So You Want to Use Occurrence Data? Presenting the R Package Beebdc

Dr James Dorey1,2, Erica Fischer3, Dr Michael Orr4, Prof Laura Melissa Guzman5, Prof John Ascher6, Prof Alice Hughes7, Dr Neil Cobb8

1University Of Wollongong, Wollongong, Australia, 2Flinders University, Adelaide, Australia, 3King's College, London, UK, 4Staatliches Museum für Naturkunde, Stuttgart, Germany, 5University of Southern California, Los Angeles, USA, 6Singapore National University, Singapore, Singapore, 7University of Hong Kong, Hong Kong, China, 8Biodiversity Outreach Network, Flagstaff, USA

Biography:

I'm an evolutionary biologist that mostly researches wild bees in Australia, Fiji, and on a global scale. I have a particular interest in the drivers behind diversity and how those same drivers might threaten diversity. I am very interested in a diversity of topics ranging from macroevolution, macroecology, conservation, systematics, and organismal biology. I try to answer questions relating to these topics using diverse methods such as R-coding, phylogenetics, geographical information systems (GIS), field work, morphometrics, statistics, and whatever else I can use to learn about the natural world.
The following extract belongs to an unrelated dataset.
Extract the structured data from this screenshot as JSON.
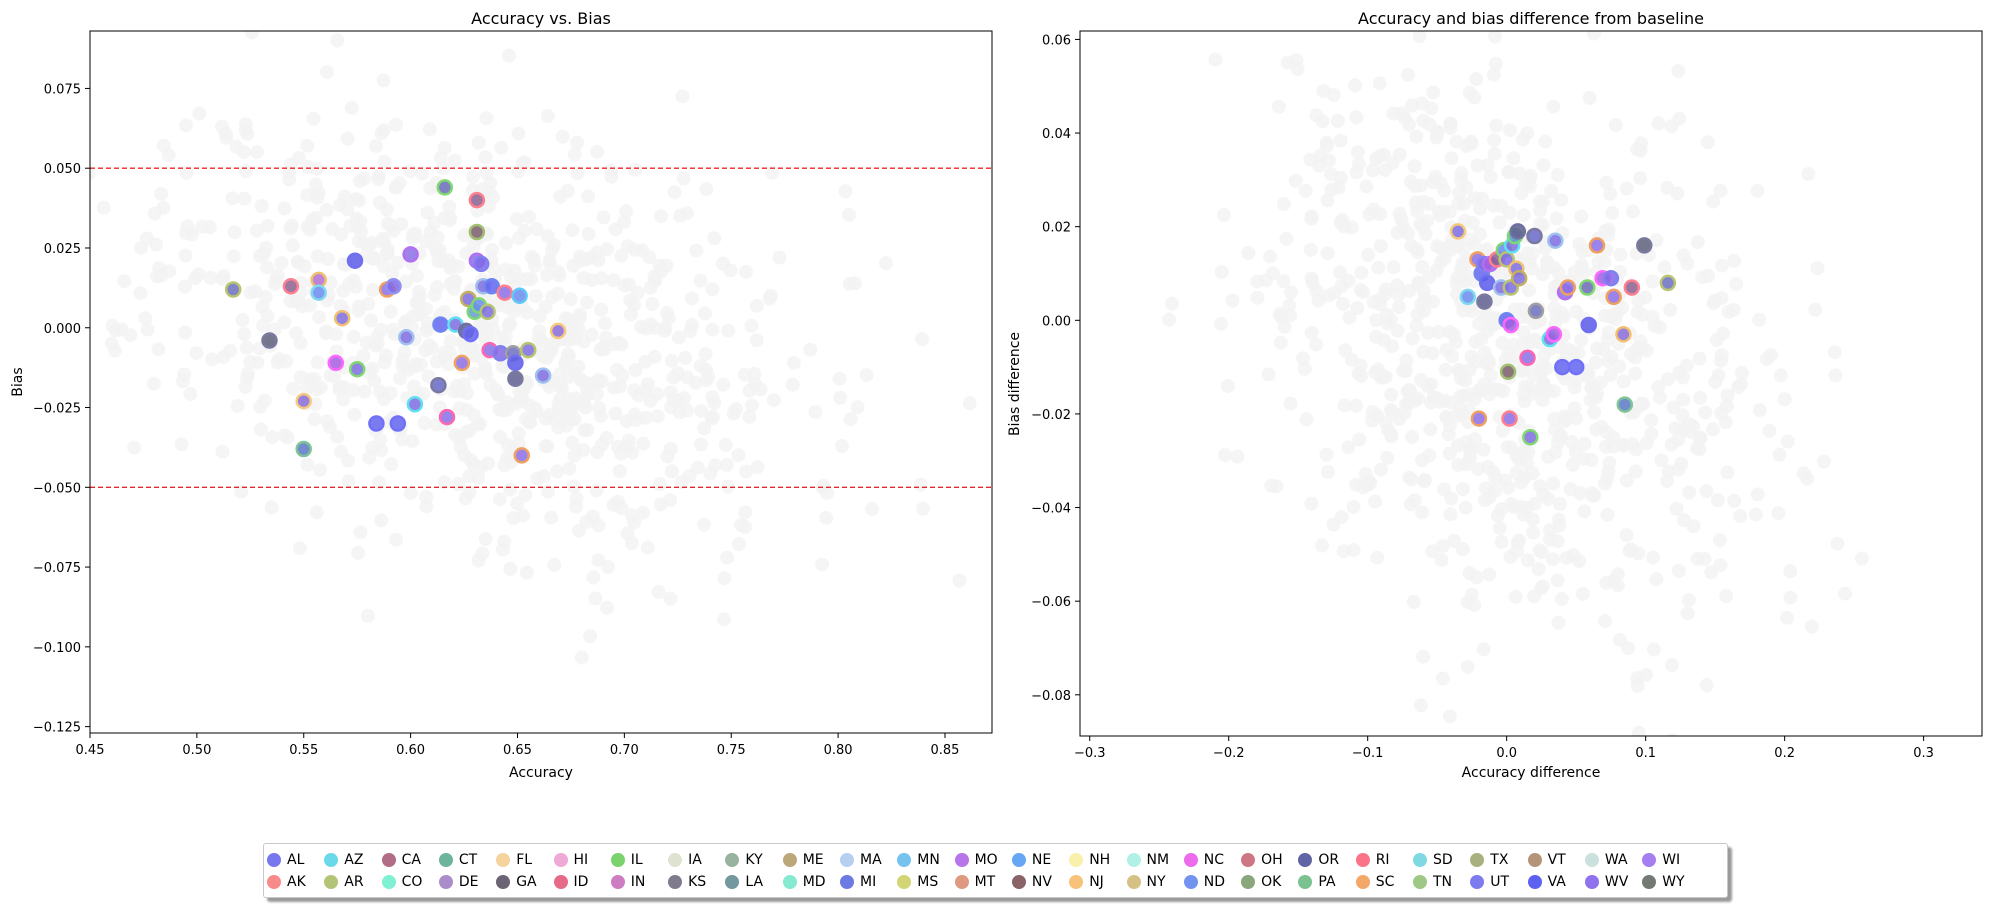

I prefer to use an integrative approach and falsify or support hypotheses using diverse methods.

Abstract:

As an evolutionary biologist, the questions that I ask are varied and often interdisciplinary. No matter the question, I find myself answering some aspects of it with species occurrence datasets. At the very least, species occurrence data provides important context. But this is where the problems start and you may find yourself asking some critical questions, such as: Do I only need to download data from one place? Are my data really fit for purpose? Is this datum really unique? This can be the point that some researchers may give up or decide to ignore the many issues with occurrence datasets. To remedy this, my collaborators and I have created BeeBDC, a new R package for any taxon, and a global bee occurrence dataset. In our example, we combined >18.3 million bee occurrence records from multiple public repositories (GBIF, SCAN, iDigBio, USGS, ALA) and smaller private datasets, then standardised, flagged, deduplicated, and cleaned the data using the reproducible BeeBDC R-workflow. By publishing reproducible R workflows and globally cleaned datasets, we aim to increase the accessibility and reliability of downstream analyses. Our workflow can be implemented for any taxon to support research and conservation.